Attackers exploiting a weakness in the Network Time Protocol launched a DDoS attack the volume of which outstripped last year’s huge attack against SpamHaus.
It’s becoming a depressingly familiar story for web hosting providers. Last year we were all surprised by the size and ferocity of distributed denial of service attacks, which had grown to unprecedented volumes. It looks like the trend will continue through 2014, with the year’s first really large attack being revealed by the CloudFlare DDoS mitigation service. Last year’s SpamHaus attack, which used a DNS amplification method, peaked at data volumes of 300 Gbps. Last week’s attack hit highs of 400 Gbps.
In order to generate such huge amounts of data, hackers need to find a way to amplify their available bandwidth. No hacker has access to bandwidth capable of producing and directing such a prodigious flow of data at their target.

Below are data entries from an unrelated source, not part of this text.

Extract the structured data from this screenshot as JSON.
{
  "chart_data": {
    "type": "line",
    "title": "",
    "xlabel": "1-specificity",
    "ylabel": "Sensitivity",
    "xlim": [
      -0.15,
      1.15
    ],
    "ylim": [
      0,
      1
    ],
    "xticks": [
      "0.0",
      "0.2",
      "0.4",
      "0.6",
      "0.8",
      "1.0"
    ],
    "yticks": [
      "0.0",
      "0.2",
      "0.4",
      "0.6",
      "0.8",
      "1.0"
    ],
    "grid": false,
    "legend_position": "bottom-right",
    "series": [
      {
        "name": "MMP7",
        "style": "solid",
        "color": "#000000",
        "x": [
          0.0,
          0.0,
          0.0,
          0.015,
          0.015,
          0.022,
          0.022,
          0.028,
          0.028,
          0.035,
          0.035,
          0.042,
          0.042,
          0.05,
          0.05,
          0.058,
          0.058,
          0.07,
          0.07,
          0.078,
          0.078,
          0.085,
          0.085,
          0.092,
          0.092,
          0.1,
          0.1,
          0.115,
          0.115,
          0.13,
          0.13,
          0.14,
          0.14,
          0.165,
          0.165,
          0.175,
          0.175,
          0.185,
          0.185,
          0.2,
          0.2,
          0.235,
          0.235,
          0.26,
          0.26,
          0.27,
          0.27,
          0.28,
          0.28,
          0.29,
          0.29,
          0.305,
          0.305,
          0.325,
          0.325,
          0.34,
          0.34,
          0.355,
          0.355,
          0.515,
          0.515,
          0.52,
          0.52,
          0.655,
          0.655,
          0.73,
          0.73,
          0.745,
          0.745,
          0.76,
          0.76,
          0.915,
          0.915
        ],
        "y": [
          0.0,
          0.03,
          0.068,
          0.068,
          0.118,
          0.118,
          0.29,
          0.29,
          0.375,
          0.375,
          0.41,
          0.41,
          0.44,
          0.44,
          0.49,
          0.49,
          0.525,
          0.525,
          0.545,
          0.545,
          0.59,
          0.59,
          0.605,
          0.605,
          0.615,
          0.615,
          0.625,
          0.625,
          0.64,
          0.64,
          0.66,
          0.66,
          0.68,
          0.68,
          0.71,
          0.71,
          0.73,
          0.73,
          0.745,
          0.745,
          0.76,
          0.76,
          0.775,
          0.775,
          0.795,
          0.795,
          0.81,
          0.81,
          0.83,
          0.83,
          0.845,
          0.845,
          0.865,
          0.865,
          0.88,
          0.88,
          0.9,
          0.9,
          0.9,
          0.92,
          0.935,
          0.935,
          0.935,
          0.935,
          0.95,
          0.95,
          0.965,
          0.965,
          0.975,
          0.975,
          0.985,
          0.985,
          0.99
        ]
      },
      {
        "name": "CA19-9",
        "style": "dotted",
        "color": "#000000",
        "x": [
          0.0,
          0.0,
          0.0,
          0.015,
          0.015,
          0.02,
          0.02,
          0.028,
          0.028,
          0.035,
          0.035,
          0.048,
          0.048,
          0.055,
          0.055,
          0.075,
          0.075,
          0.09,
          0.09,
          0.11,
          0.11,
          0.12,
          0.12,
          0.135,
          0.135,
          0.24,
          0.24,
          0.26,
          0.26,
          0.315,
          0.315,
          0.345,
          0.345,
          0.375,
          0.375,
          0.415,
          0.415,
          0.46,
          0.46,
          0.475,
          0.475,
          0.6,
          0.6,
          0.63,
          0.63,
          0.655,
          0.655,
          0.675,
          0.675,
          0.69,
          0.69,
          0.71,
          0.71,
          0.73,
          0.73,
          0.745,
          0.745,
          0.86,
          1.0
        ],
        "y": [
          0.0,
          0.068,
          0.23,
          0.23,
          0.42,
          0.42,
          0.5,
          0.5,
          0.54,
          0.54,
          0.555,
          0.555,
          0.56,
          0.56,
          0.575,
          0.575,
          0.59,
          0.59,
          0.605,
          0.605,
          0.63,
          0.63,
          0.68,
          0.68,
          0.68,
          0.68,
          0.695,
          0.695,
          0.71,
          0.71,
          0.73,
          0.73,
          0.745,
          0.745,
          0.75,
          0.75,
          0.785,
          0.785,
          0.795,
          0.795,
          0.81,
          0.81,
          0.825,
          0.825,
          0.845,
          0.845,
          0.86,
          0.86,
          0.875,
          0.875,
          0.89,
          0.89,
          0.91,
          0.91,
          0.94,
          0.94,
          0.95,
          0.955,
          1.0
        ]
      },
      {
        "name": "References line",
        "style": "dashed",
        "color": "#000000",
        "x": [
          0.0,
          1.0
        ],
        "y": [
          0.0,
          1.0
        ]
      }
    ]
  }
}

Last year’s attacks favored the Domain Name System as the amplification mechanism — by making a request that sends a small amount of data to a DNS server, attackers were able to have the server produce a much larger amount of data in response. The attackers spoofed the source of the initial request, causing the DNS server to send the response to the target of the DDoS attack, rather than the server that had originated the request.
This year’s attacks work the same way. The Network Time Protocol is used for syncing the clocks of computers on the Internet, usually with a very accurate reference clock. Many organizations — including ISPs — run NTP servers, which means that there are many thousands of NTP servers on the net.
One of the features that NTP servers make available to clients is the monlist command. When sent a monlist request, an NTP server will respond with a list of the IP addresses of last 600 machines that it interacted with. The initial monlist request is small, the response is proportionately much larger.
According to John Graham-Cumming of CloudFlare:
“A busy server that responded with the maximum 600 addresses would send 100 packets for a total of over 48k in response to just 234 bytes. That’s an amplification factor of 206x!”
Because attackers are sending spoofed requests, which appear to the NTP server to originate from the victim’s IP address, that’s where the responses are sent, allowing the attacker to generate massively more data than they would otherwise be able to.
If you’re running an NTP server that you’re worried may be vulnerable to being used in an amplification attack, you can use the free Open NTP Project to scan an IP space to find out for sure. NTP version 4.2.7 and older are not vulnerable, so the best course of action is to upgrade if you’re running an open NTP server.